No dig, l just asked a question. Being able to ride on the back means to me you have to be as good or better than the person on the front.


----------



## HLaB (29 Oct 2016)

Life is too short Jamma; just ride and enjoy ;-)


----------



## screenman (29 Oct 2016)

HLaB said:


> Life too short Jamma; just ride and enjoy ;-)



That I certainly agree with.


----------



## DCLane (29 Oct 2016)

I don't lead club rides and don't want to. Too much organisation, pressure to manage groups and routes. In my 4 years as a club member I've discovered that those who do tend to be very experienced and/or very good at route-finding.



paraffinlamps said:


> Struggling/Newer riders appreciate someone coming back to make sure they are ok , know where they are going , giving advise etc . You can even tell the ride leader what you are doing , this takes some pressure off him knowing there is an experienced rider at the back of the group keeping an eye out . There is a lot of satisfaction to be gained in gently bringing a rider back to a group ..



However I do a lot of this and it's become known that I'll tend to be either on the front or at the back, helping out other riders. And that's basically what I spent much of my ride this morning doing.


----------



## steve292 (30 Oct 2016)

Our clubman of the year award went to a guy who spends a lot of time at the back, bringing people back up after mechanicals, looking after people who are having a moment and so on. One of the regulars always does this.
The only club ride that doesn't to this AFAIK is the chain gang, but that's made clear from the off.
You need to be riding lots with the club really, to be a ride leader.


----------



## Apollonius (31 Oct 2016)

I do front and back with different groups. As long as you know your way round (essential at the front, obviously) then I would say being at the back is a much harder job. That is where the real leadership goes on.


----------



## PaulSB (31 Oct 2016)

Leader and sweeper are two very different roles both requiring good skills.

As leader one obviously needs to navigate but also maintain the pace which allows the group to ride as a unit. Knowing when to pull away and when to ease off comes with experience as does knowing the right speed at which to coast along while the stragglers get back on and catch their breath.

Riding on the back is, in my mind, the harder task. I always seem to be constantly chasing the group - last man off a junction etc. - or easing back when I'm too quick. Then there is the need to look after mechanicals and give shelter to anyone who is struggling as you pull them back to the group.

I find it very satisfying to lead, especially on those days when you've planned a good route, set the right pace and you can hear all the banter behind you.
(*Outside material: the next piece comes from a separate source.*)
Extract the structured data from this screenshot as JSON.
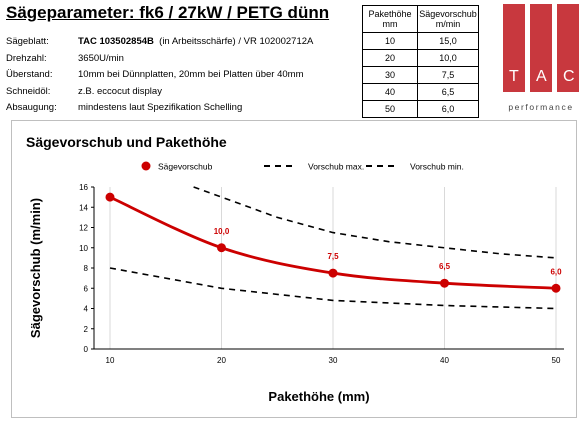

That's when you know everyone is having fun and you've got it right. A nice feeling.


----------



## jamma (2 Nov 2016)

Well the club has put a facebook post to get a short club run leader for this sunday


----------



## mjr (2 Nov 2016)

jamma said:


> Well the club has put a facebook post to get a short club run leader for this sunday


How tall are you?


----------



## I am Spartacus (27 Nov 2016)

never understood about Sunday rides needing a 'ride leader' it's not a kids club is it?
Anyway there is always someone in the club who just ''overrides' everything... just say '' yeah yeah whatever 'and just leave 'em to it.
I have enough of that sh it at work.
Usually the guff about helping out at least once a year means
stand on a roadside corner for the best part of a Sunday morning with a red flag and watching a race bunch pass every 30 minutes.


If your club doesnt do race events - ignore daft requests. unless you are with a weird group who know you have tombola skills???


----------



## PaulSB (28 Nov 2016)

Each to his own I suppose.

We have ride leaders for two principle reasons; plan and publish a route on Ride With GPS so if we lose someone not familiar with the area - and we have quite a few - or someone wants to head home early they can get back. Secondly it gives more variety to the rides than a simple "lets go over the Trough" (tough local climb).

As for the guff? Ours is a club running a minimum of 10 rides a week every day other than Mondays so a few people prepared to put in a shift helps.

Marshalling? If your guys turn out for other club's competitive events it's only fair to put something back


----------